Africa-focused farming and oil palm plantation company Feronia (CVE:FRN) narrowed its full year losses in 2011, as revenue grew 91 percent on improvement in crude palm oil production and higher prices.
For the period that ended December 31, 2011, revenues grew to $7.45 million from $3.91 million a year earlier.
The company narrowed its net loss to $5.7 million or four cents per share, compared to a loss of $6.87 million or nine cents per share in 2010.
Feronia said crude palm oil (CPO) production was up 61 percent to 7,981 tonnes for the full year, up from 4,951 tonnes in 2010.
A total of 12,110 hectares (ha) of oil palms were replanted during the year. The company also reported that realized average sales price for CPO was $984 per tonne in 2011, up from $746 per tonne a year earlier.
"We raised new equity which allowed the company to accelerate its re-planting program and advance the construction of a new palm oil mill at Yaligimba plantation.
"We completed the re-planting of 2,110 ha of oil palm, exceeding our 2,000 ha target. With our existing palms, we increased realized yields and oil extraction ratios, resulting in a 61 percent increase in CPO production.
"In our arable farming division, we succeeded in getting all required inputs and machinery into the country, commenced construction of our drying, storage and processing facilities, and sowed 1,200 hectares of rice, the largest single sowing in the history of the DRC."
Feronia said it achieved gross margin of 45 per cent for the year, compared to 40 percent in 2010. As at December 31, the company had $13.5 million in cash, and no debt.
In Feronia's palm oil division, fresh fruit bunch (FFB) average yield increased to 3.66 tonnes per ha, from 2.28 tonnes per ha in 2010.
The company's oil-extraction rate (OER) increased to 17.1 percent from 16.3 percent in 2010.

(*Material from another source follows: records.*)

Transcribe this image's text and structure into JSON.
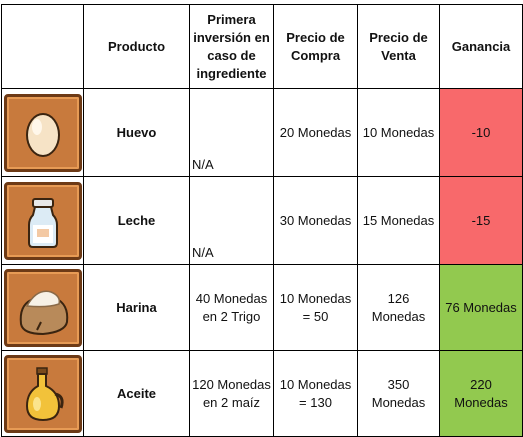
{
  "headers": {
    "image": "",
    "product": "Producto",
    "first_investment": "Primera inversión en caso de ingrediente",
    "buy_price": "Precio de Compra",
    "sell_price": "Precio de Venta",
    "profit": "Ganancia"
  },
  "rows": [
    {
      "icon": "egg-icon",
      "product": "Huevo",
      "first_investment": "N/A",
      "buy_price": "20 Monedas",
      "sell_price": "10 Monedas",
      "profit": "-10",
      "profit_color": "#f8696b"
    },
    {
      "icon": "milk-bottle-icon",
      "product": "Leche",
      "first_investment": "N/A",
      "buy_price": "30 Monedas",
      "sell_price": "15 Monedas",
      "profit": "-15",
      "profit_color": "#f8696b"
    },
    {
      "icon": "flour-sack-icon",
      "product": "Harina",
      "first_investment": "40 Monedas en 2 Trigo",
      "buy_price": "10 Monedas = 50",
      "sell_price": "126 Monedas",
      "profit": "76 Monedas",
      "profit_color": "#92c94f"
    },
    {
      "icon": "oil-bottle-icon",
      "product": "Aceite",
      "first_investment": "120 Monedas en 2 maíz",
      "buy_price": "10 Monedas = 130",
      "sell_price": "350 Monedas",
      "profit": "220 Monedas",
      "profit_color": "#92c94f"
    }
  ]
}
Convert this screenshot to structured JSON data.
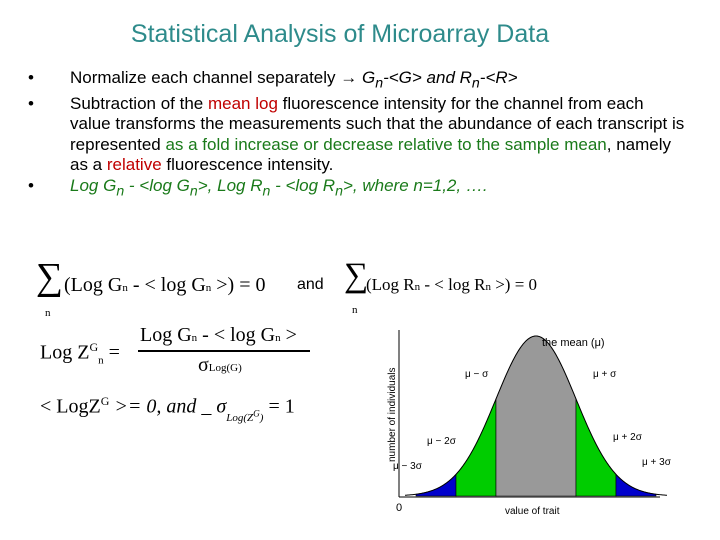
{
  "title": "Statistical Analysis of Microarray Data",
  "bullets": {
    "b1": {
      "dot": "•",
      "text": "Normalize each channel separately ",
      "arrow": "→",
      "g": " G",
      "g_sub": "n",
      "g_rest": "-<G> and R",
      "r_sub": "n",
      "r_rest": "-<R>"
    },
    "b2": {
      "dot": "•",
      "t1": "Subtraction of the ",
      "red1": "mean log",
      "t2": " fluorescence intensity for the channel from each value transforms the measurements such that the abundance of each transcript is represented ",
      "green1": "as a fold increase or decrease relative to the sample mean",
      "t3": ", namely as a ",
      "red2": "relative",
      "t4": " fluorescence intensity."
    },
    "b3": {
      "dot": "•",
      "p1": "Log G",
      "s1": "n",
      "p2": " - <log G",
      "s2": "n",
      "p3": ">, Log R",
      "s3": "n",
      "p4": " - <log R",
      "s4": "n",
      "p5": ">, where n=1,2, …."
    }
  },
  "formulas": {
    "sum_symbol": "∑",
    "eq1_body": "(Log G",
    "eq1_sub1": "n",
    "eq1_mid": " - < log G",
    "eq1_sub2": "n",
    "eq1_end": " >) = 0",
    "eq1_index": "n",
    "and_label": "and",
    "eq2_body": "(Log R",
    "eq2_sub1": "n",
    "eq2_mid": " - < log R",
    "eq2_sub2": "n",
    "eq2_end": " >) = 0",
    "eq2_index": "n",
    "eq3_lhs": "Log Z",
    "eq3_sup": "G",
    "eq3_sub": "n",
    "eq3_eq": " =",
    "eq3_num_a": "Log G",
    "eq3_num_sub1": "n",
    "eq3_num_b": " - < log G",
    "eq3_num_sub2": "n",
    "eq3_num_c": " >",
    "eq3_den": "σ",
    "eq3_den_sub": "Log(G)",
    "eq4_a": "< LogZ",
    "eq4_sup": "G",
    "eq4_b": " >= 0, and _ σ",
    "eq4_sub": "Log(Z",
    "eq4_sub_sup": "G",
    "eq4_sub_end": ")",
    "eq4_c": " = 1"
  },
  "chart": {
    "mean_label": "the mean (μ)",
    "m_minus_s": "μ − σ",
    "m_plus_s": "μ + σ",
    "m_minus_2s": "μ − 2σ",
    "m_plus_2s": "μ + 2σ",
    "m_minus_3s": "μ − 3σ",
    "m_plus_3s": "μ + 3σ",
    "y_axis_label": "number of individuals",
    "x_axis_label": "value of trait",
    "origin_label": "0",
    "colors": {
      "center": "#999999",
      "one_sigma": "#00cc00",
      "two_sigma": "#0000cc",
      "tail": "#ffffff"
    }
  }
}
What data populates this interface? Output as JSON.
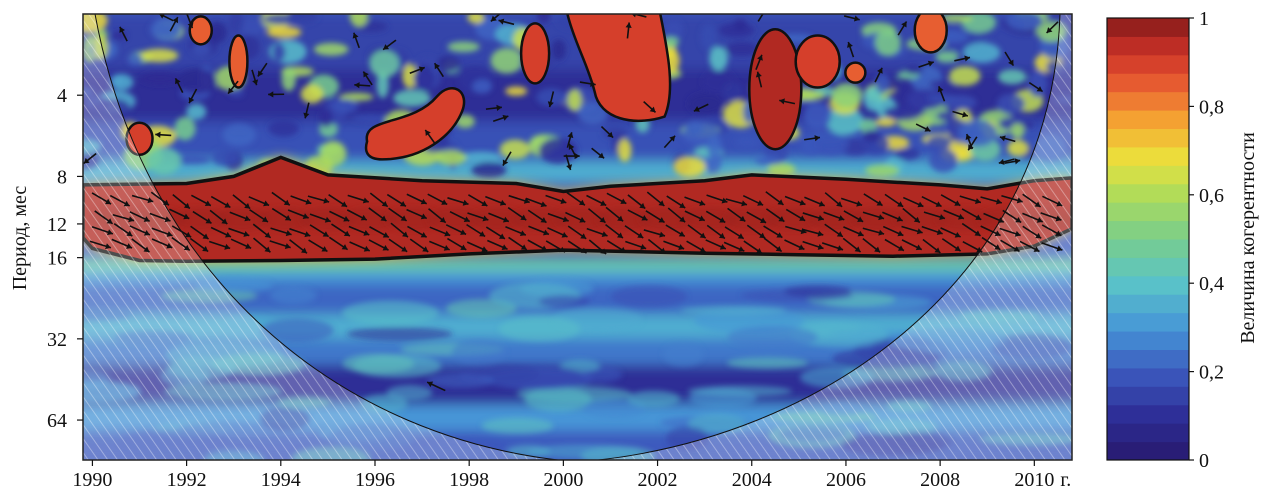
{
  "chart_data": {
    "type": "heatmap",
    "title": "",
    "ylabel": "Период, мес",
    "xlabel": "",
    "x_unit_suffix": "г.",
    "xlim": [
      1989.8,
      2010.8
    ],
    "x_ticks": [
      1990,
      1992,
      1994,
      1996,
      1998,
      2000,
      2002,
      2004,
      2006,
      2008,
      2010
    ],
    "x_tick_labels": [
      "1990",
      "1992",
      "1994",
      "1996",
      "1998",
      "2000",
      "2002",
      "2004",
      "2006",
      "2008",
      "2010"
    ],
    "y_scale": "log2",
    "ylim": [
      2,
      90
    ],
    "y_ticks": [
      4,
      8,
      12,
      16,
      32,
      64
    ],
    "y_tick_labels": [
      "4",
      "8",
      "12",
      "16",
      "32",
      "64"
    ],
    "colorbar": {
      "label": "Величина когерентности",
      "range": [
        0,
        1
      ],
      "ticks": [
        0,
        0.2,
        0.4,
        0.6,
        0.8,
        1
      ],
      "tick_labels": [
        "0",
        "0,2",
        "0,4",
        "0,6",
        "0,8",
        "1"
      ]
    },
    "significant_regions": [
      {
        "name": "annual band",
        "x_range": [
          1989.8,
          2010.8
        ],
        "period_range": [
          9,
          16
        ],
        "coherence": 0.95
      },
      {
        "name": "blob 1991",
        "x_center": 1991.0,
        "period_center": 5.8,
        "coherence": 0.9
      },
      {
        "name": "blob 1992",
        "x_center": 1992.3,
        "period_center": 2.3,
        "coherence": 0.85
      },
      {
        "name": "blob 1993",
        "x_center": 1993.1,
        "period_center": 3.0,
        "coherence": 0.85
      },
      {
        "name": "blob 1997",
        "x_center": 1997.0,
        "period_center": 5.0,
        "coherence": 0.9
      },
      {
        "name": "blob 1999",
        "x_center": 1999.4,
        "period_center": 2.8,
        "coherence": 0.9
      },
      {
        "name": "blob 2001",
        "x_center": 2001.3,
        "period_center": 3.0,
        "coherence": 0.9
      },
      {
        "name": "blob 2004",
        "x_center": 2004.5,
        "period_center": 3.8,
        "coherence": 0.95
      },
      {
        "name": "blob 2005",
        "x_center": 2005.4,
        "period_center": 3.0,
        "coherence": 0.9
      },
      {
        "name": "blob 2008",
        "x_center": 2007.8,
        "period_center": 2.3,
        "coherence": 0.85
      }
    ],
    "low_coherence_bands": [
      {
        "period_range": [
          40,
          56
        ],
        "coherence": 0.1
      },
      {
        "period_range": [
          20,
          26
        ],
        "coherence": 0.2
      }
    ],
    "cone_of_influence": true,
    "phase_arrows": true,
    "grid": false,
    "legend": "colorbar-right"
  }
}
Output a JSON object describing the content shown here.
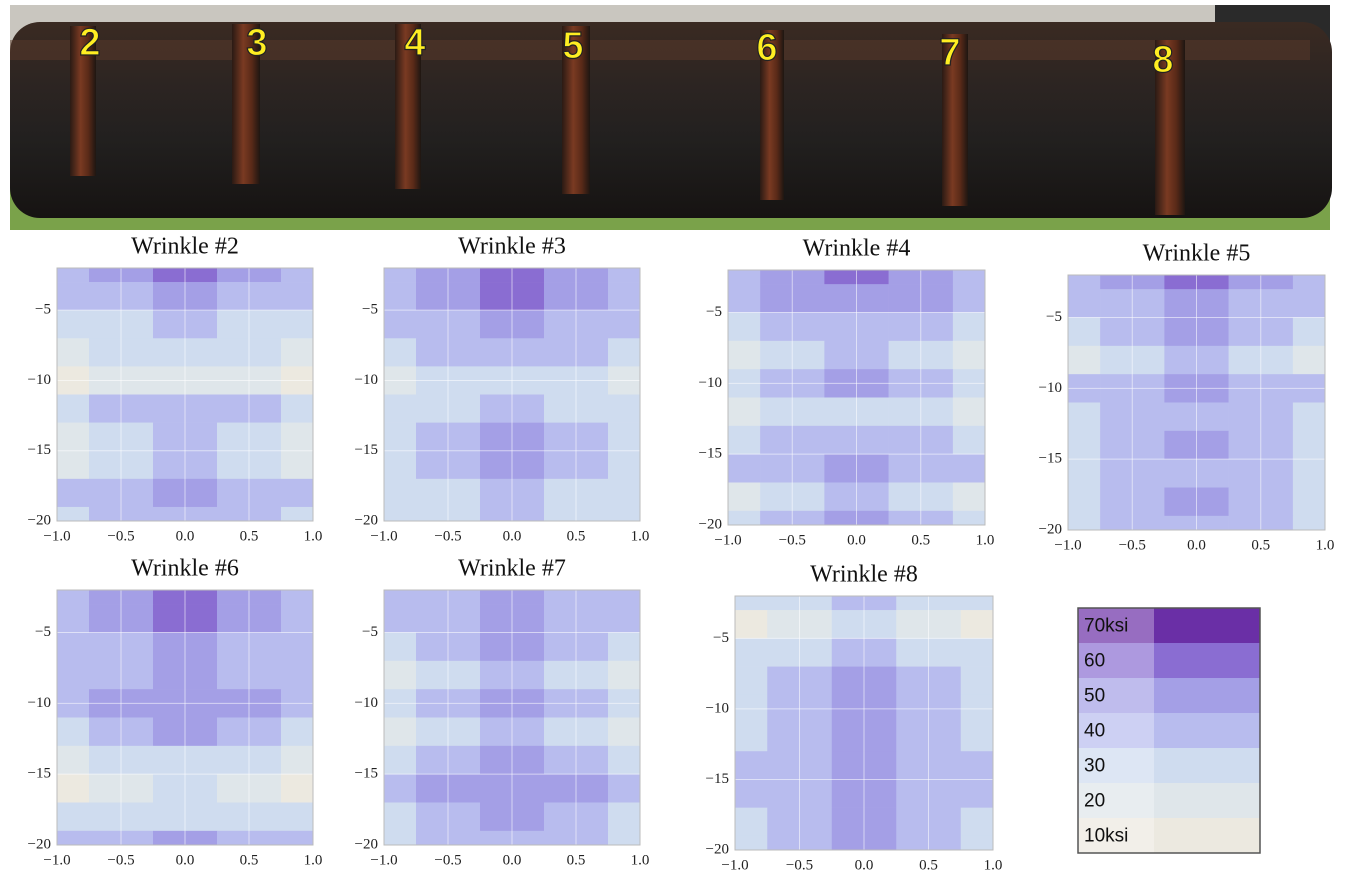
{
  "photo": {
    "labels": [
      "2",
      "3",
      "4",
      "5",
      "6",
      "7",
      "8"
    ]
  },
  "legend": {
    "levels": [
      {
        "value": 70,
        "label": "70ksi"
      },
      60,
      50,
      40,
      30,
      20,
      {
        "value": 10,
        "label": "10ksi"
      }
    ],
    "colors": [
      "#6a2fa6",
      "#8a6dd2",
      "#a49fe6",
      "#b8bcee",
      "#cfdcef",
      "#dfe6ea",
      "#ece9e0"
    ]
  },
  "chart_data": [
    {
      "type": "contour",
      "title": "Wrinkle #2",
      "x": [
        -1,
        -0.5,
        0,
        0.5,
        1
      ],
      "y": [
        -2,
        -4,
        -6,
        -8,
        -10,
        -12,
        -14,
        -16,
        -18,
        -20
      ],
      "z": [
        [
          45,
          55,
          65,
          55,
          45
        ],
        [
          42,
          48,
          55,
          48,
          42
        ],
        [
          32,
          38,
          42,
          38,
          32
        ],
        [
          25,
          32,
          35,
          32,
          25
        ],
        [
          15,
          25,
          28,
          25,
          15
        ],
        [
          32,
          42,
          45,
          42,
          32
        ],
        [
          28,
          35,
          42,
          35,
          28
        ],
        [
          25,
          35,
          45,
          35,
          25
        ],
        [
          40,
          45,
          55,
          45,
          40
        ],
        [
          38,
          42,
          45,
          42,
          38
        ]
      ],
      "xlim": [
        -1,
        1
      ],
      "ylim": [
        -20,
        -2
      ],
      "xticks": [
        {
          "value": -1,
          "label": "−1.0"
        },
        {
          "value": -0.5,
          "label": "−0.5"
        },
        {
          "value": 0,
          "label": "0.0"
        },
        0.5,
        {
          "value": 1,
          "label": "1.0"
        }
      ],
      "yticks": [
        {
          "value": -5,
          "label": "−5"
        },
        {
          "value": -10,
          "label": "−10"
        },
        {
          "value": -15,
          "label": "−15"
        },
        {
          "value": -20,
          "label": "−20"
        }
      ]
    },
    {
      "type": "contour",
      "title": "Wrinkle #3",
      "x": [
        -1,
        -0.5,
        0,
        0.5,
        1
      ],
      "y": [
        -2,
        -4,
        -6,
        -8,
        -10,
        -12,
        -14,
        -16,
        -18,
        -20
      ],
      "z": [
        [
          45,
          55,
          65,
          55,
          45
        ],
        [
          45,
          52,
          65,
          52,
          45
        ],
        [
          40,
          45,
          55,
          45,
          40
        ],
        [
          32,
          40,
          45,
          40,
          32
        ],
        [
          22,
          32,
          38,
          32,
          22
        ],
        [
          32,
          38,
          42,
          38,
          32
        ],
        [
          38,
          45,
          52,
          45,
          38
        ],
        [
          35,
          45,
          55,
          45,
          35
        ],
        [
          32,
          38,
          45,
          38,
          32
        ],
        [
          30,
          35,
          40,
          35,
          30
        ]
      ],
      "xlim": [
        -1,
        1
      ],
      "ylim": [
        -20,
        -2
      ],
      "xticks": [
        {
          "value": -1,
          "label": "−1.0"
        },
        {
          "value": -0.5,
          "label": "−0.5"
        },
        {
          "value": 0,
          "label": "0.0"
        },
        0.5,
        {
          "value": 1,
          "label": "1.0"
        }
      ],
      "yticks": [
        {
          "value": -5,
          "label": "−5"
        },
        {
          "value": -10,
          "label": "−10"
        },
        {
          "value": -15,
          "label": "−15"
        },
        {
          "value": -20,
          "label": "−20"
        }
      ]
    },
    {
      "type": "contour",
      "title": "Wrinkle #4",
      "x": [
        -1,
        -0.5,
        0,
        0.5,
        1
      ],
      "y": [
        -2,
        -4,
        -6,
        -8,
        -10,
        -12,
        -14,
        -16,
        -18,
        -20
      ],
      "z": [
        [
          48,
          55,
          65,
          55,
          48
        ],
        [
          42,
          50,
          55,
          50,
          42
        ],
        [
          32,
          40,
          48,
          40,
          32
        ],
        [
          28,
          35,
          42,
          35,
          28
        ],
        [
          35,
          45,
          52,
          45,
          35
        ],
        [
          22,
          32,
          38,
          32,
          22
        ],
        [
          35,
          42,
          48,
          42,
          35
        ],
        [
          40,
          48,
          58,
          48,
          40
        ],
        [
          22,
          32,
          40,
          32,
          22
        ],
        [
          35,
          42,
          50,
          42,
          35
        ]
      ],
      "xlim": [
        -1,
        1
      ],
      "ylim": [
        -20,
        -2
      ],
      "xticks": [
        {
          "value": -1,
          "label": "−1.0"
        },
        {
          "value": -0.5,
          "label": "−0.5"
        },
        {
          "value": 0,
          "label": "0.0"
        },
        0.5,
        {
          "value": 1,
          "label": "1.0"
        }
      ],
      "yticks": [
        {
          "value": -5,
          "label": "−5"
        },
        {
          "value": -10,
          "label": "−10"
        },
        {
          "value": -15,
          "label": "−15"
        },
        {
          "value": -20,
          "label": "−20"
        }
      ]
    },
    {
      "type": "contour",
      "title": "Wrinkle #5",
      "x": [
        -1,
        -0.5,
        0,
        0.5,
        1
      ],
      "y": [
        -2,
        -4,
        -6,
        -8,
        -10,
        -12,
        -14,
        -16,
        -18,
        -20
      ],
      "z": [
        [
          45,
          50,
          62,
          50,
          45
        ],
        [
          42,
          45,
          55,
          45,
          42
        ],
        [
          38,
          45,
          52,
          45,
          38
        ],
        [
          25,
          35,
          40,
          35,
          25
        ],
        [
          42,
          48,
          55,
          48,
          42
        ],
        [
          38,
          42,
          48,
          42,
          38
        ],
        [
          35,
          42,
          52,
          42,
          35
        ],
        [
          32,
          40,
          45,
          40,
          32
        ],
        [
          38,
          45,
          52,
          45,
          38
        ],
        [
          38,
          42,
          45,
          42,
          38
        ]
      ],
      "xlim": [
        -1,
        1
      ],
      "ylim": [
        -20,
        -2
      ],
      "xticks": [
        {
          "value": -1,
          "label": "−1.0"
        },
        {
          "value": -0.5,
          "label": "−0.5"
        },
        {
          "value": 0,
          "label": "0.0"
        },
        0.5,
        {
          "value": 1,
          "label": "1.0"
        }
      ],
      "yticks": [
        {
          "value": -5,
          "label": "−5"
        },
        {
          "value": -10,
          "label": "−10"
        },
        {
          "value": -15,
          "label": "−15"
        },
        {
          "value": -20,
          "label": "−20"
        }
      ]
    },
    {
      "type": "contour",
      "title": "Wrinkle #6",
      "x": [
        -1,
        -0.5,
        0,
        0.5,
        1
      ],
      "y": [
        -2,
        -4,
        -6,
        -8,
        -10,
        -12,
        -14,
        -16,
        -18,
        -20
      ],
      "z": [
        [
          45,
          55,
          65,
          55,
          45
        ],
        [
          45,
          52,
          62,
          52,
          45
        ],
        [
          40,
          48,
          52,
          48,
          40
        ],
        [
          40,
          45,
          52,
          45,
          40
        ],
        [
          40,
          52,
          55,
          52,
          40
        ],
        [
          38,
          45,
          52,
          45,
          38
        ],
        [
          25,
          32,
          35,
          32,
          25
        ],
        [
          15,
          25,
          30,
          25,
          15
        ],
        [
          32,
          35,
          38,
          35,
          32
        ],
        [
          42,
          45,
          52,
          45,
          42
        ]
      ],
      "xlim": [
        -1,
        1
      ],
      "ylim": [
        -20,
        -2
      ],
      "xticks": [
        {
          "value": -1,
          "label": "−1.0"
        },
        {
          "value": -0.5,
          "label": "−0.5"
        },
        {
          "value": 0,
          "label": "0.0"
        },
        0.5,
        {
          "value": 1,
          "label": "1.0"
        }
      ],
      "yticks": [
        {
          "value": -5,
          "label": "−5"
        },
        {
          "value": -10,
          "label": "−10"
        },
        {
          "value": -15,
          "label": "−15"
        },
        {
          "value": -20,
          "label": "−20"
        }
      ]
    },
    {
      "type": "contour",
      "title": "Wrinkle #7",
      "x": [
        -1,
        -0.5,
        0,
        0.5,
        1
      ],
      "y": [
        -2,
        -4,
        -6,
        -8,
        -10,
        -12,
        -14,
        -16,
        -18,
        -20
      ],
      "z": [
        [
          42,
          48,
          52,
          48,
          42
        ],
        [
          42,
          48,
          52,
          48,
          42
        ],
        [
          38,
          45,
          52,
          45,
          38
        ],
        [
          25,
          38,
          45,
          38,
          25
        ],
        [
          35,
          45,
          55,
          45,
          35
        ],
        [
          25,
          38,
          42,
          38,
          25
        ],
        [
          38,
          45,
          52,
          45,
          38
        ],
        [
          40,
          52,
          55,
          52,
          40
        ],
        [
          38,
          48,
          52,
          48,
          38
        ],
        [
          35,
          42,
          45,
          42,
          35
        ]
      ],
      "xlim": [
        -1,
        1
      ],
      "ylim": [
        -20,
        -2
      ],
      "xticks": [
        {
          "value": -1,
          "label": "−1.0"
        },
        {
          "value": -0.5,
          "label": "−0.5"
        },
        {
          "value": 0,
          "label": "0.0"
        },
        0.5,
        {
          "value": 1,
          "label": "1.0"
        }
      ],
      "yticks": [
        {
          "value": -5,
          "label": "−5"
        },
        {
          "value": -10,
          "label": "−10"
        },
        {
          "value": -15,
          "label": "−15"
        },
        {
          "value": -20,
          "label": "−20"
        }
      ]
    },
    {
      "type": "contour",
      "title": "Wrinkle #8",
      "x": [
        -1,
        -0.5,
        0,
        0.5,
        1
      ],
      "y": [
        -2,
        -4,
        -6,
        -8,
        -10,
        -12,
        -14,
        -16,
        -18,
        -20
      ],
      "z": [
        [
          30,
          35,
          42,
          35,
          30
        ],
        [
          15,
          25,
          32,
          25,
          15
        ],
        [
          30,
          35,
          42,
          35,
          30
        ],
        [
          35,
          42,
          52,
          42,
          35
        ],
        [
          38,
          45,
          52,
          45,
          38
        ],
        [
          38,
          48,
          52,
          48,
          38
        ],
        [
          40,
          48,
          52,
          48,
          40
        ],
        [
          40,
          48,
          55,
          48,
          40
        ],
        [
          38,
          45,
          52,
          45,
          38
        ],
        [
          38,
          42,
          52,
          42,
          38
        ]
      ],
      "xlim": [
        -1,
        1
      ],
      "ylim": [
        -20,
        -2
      ],
      "xticks": [
        {
          "value": -1,
          "label": "−1.0"
        },
        {
          "value": -0.5,
          "label": "−0.5"
        },
        {
          "value": 0,
          "label": "0.0"
        },
        0.5,
        {
          "value": 1,
          "label": "1.0"
        }
      ],
      "yticks": [
        {
          "value": -5,
          "label": "−5"
        },
        {
          "value": -10,
          "label": "−10"
        },
        {
          "value": -15,
          "label": "−15"
        },
        {
          "value": -20,
          "label": "−20"
        }
      ]
    }
  ]
}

Feronia said that in 2011, it began the first application of fertilizer to oil palms aged between four and 16 years, with 821 ha covered to date, and noted 880 ha of oil palms were replanted so far in 2012.
The company also reported Tuesday that the first stage of civil work was completed for its new palm oil mill at Yaligimba, in the Democratic Republic of the Congo (NYSE:DRC). The palm oil mill, which is being commissioned in the fourth quarter at the Yaligimba plantation, is expected to have an initial processing capacity of 30 tonnes per hour of FFB.
The capacity is expected to be increased to 60 tonnes per hour in a phase two expansion, which will be implemented as the mill approaches full capacity utilization.
Under its arable farming division, the company noted that its first commercial rice crop of 1,200 ha was sown in October and November 2011. Feronia said that while the harvest in February 2012 produced yields of up to 2.3 tonnes of paddy per ha on the early sown fields, a delay in planting and atypical adverse climate conditions resulted in only minimal yields.
In February 2012, 300 ha of rice were planted and it expects to harvest this crop in May 2012.
Looking ahead, Feronia said it plans to complete several capital investments in 2012.
Once commissioned, the new Yaligimba mill is expected to allow an "immediate and material" increase in CPO and revenue contribution from the Yaligimba plantation.
"We anticipate further incremental improvements from existing areas," said Feronia executive chairman Ravi Sood.
"The Yaligimba mill is scheduled to be commissioned in the fourth quarter of 2012 and once this occurs, the company expects to have substantial excess processing capacity which it plans to leverage in coming years through new plantings.
"In 2012, the company's arable farming group expects to complete and commission its rice mill and additional drying and storage capacity. Management will be focused on improving yields at the arable farming operation and completing the division's first commercial sales."
Feronia said that key objectives in 2012 include completing up to 5,000 ha of re-planting across its oil palm plantations, and proving commercial yields of rice and beans at its arable farming division.
The company's focus is on its arable farming operations and oil palm operations in the DRC, Africa. It employs Brazilian and US-style agriculture systems at its arable operations for the greatest efficiency and economies of scale.
Feronia's shares were trading at 29 cents on Tuesday afternoon.